What’s one of your favourite memories of your career?
The annual Women’s Bowling Club Christmas Concert was always a highlight. There was also the first time I played lawn bowls and somehow our team won. But mostly, the people I’ve had the pleasure to work with and the friends I’ve made.
What do you consider to be your greatest achievement in your 35 years?
Being nominated by the RSL club and presented with the Pride of Workmanship Award by Ingleburn Rotary Club last year is definitely a treasured highlight.
I also believe connecting with people is important. In particular, when I was working at the bowling club, many of the bowlers and patrons were retired and some lived on their own.
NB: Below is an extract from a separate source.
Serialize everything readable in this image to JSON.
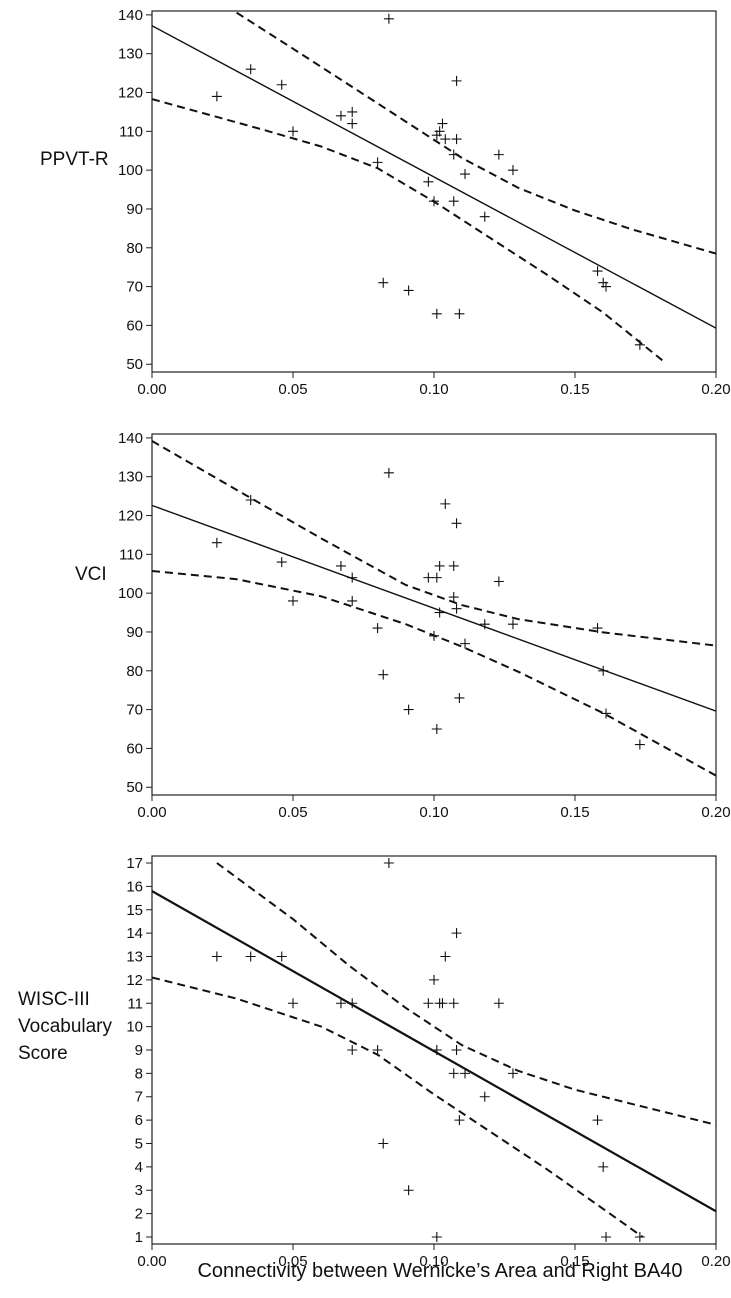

Sometimes just lending an ear, having a friendly smile, saying hello, and being patient and understanding, is all that’s needed to brighten someone’s day and make them feel like they belong. I have met some amazing people over the years – and sadly, lost some too.
How do you spend your time outside of work?
I love spending time with my family, going on walks and Sunday drives with them. I love a good book and getting out in the garden.
What advice would you give your younger self starting out in the clubs industry 35 years ago?
Don’t be shy, ask questions. Try and learn something new every day – and just be yourself.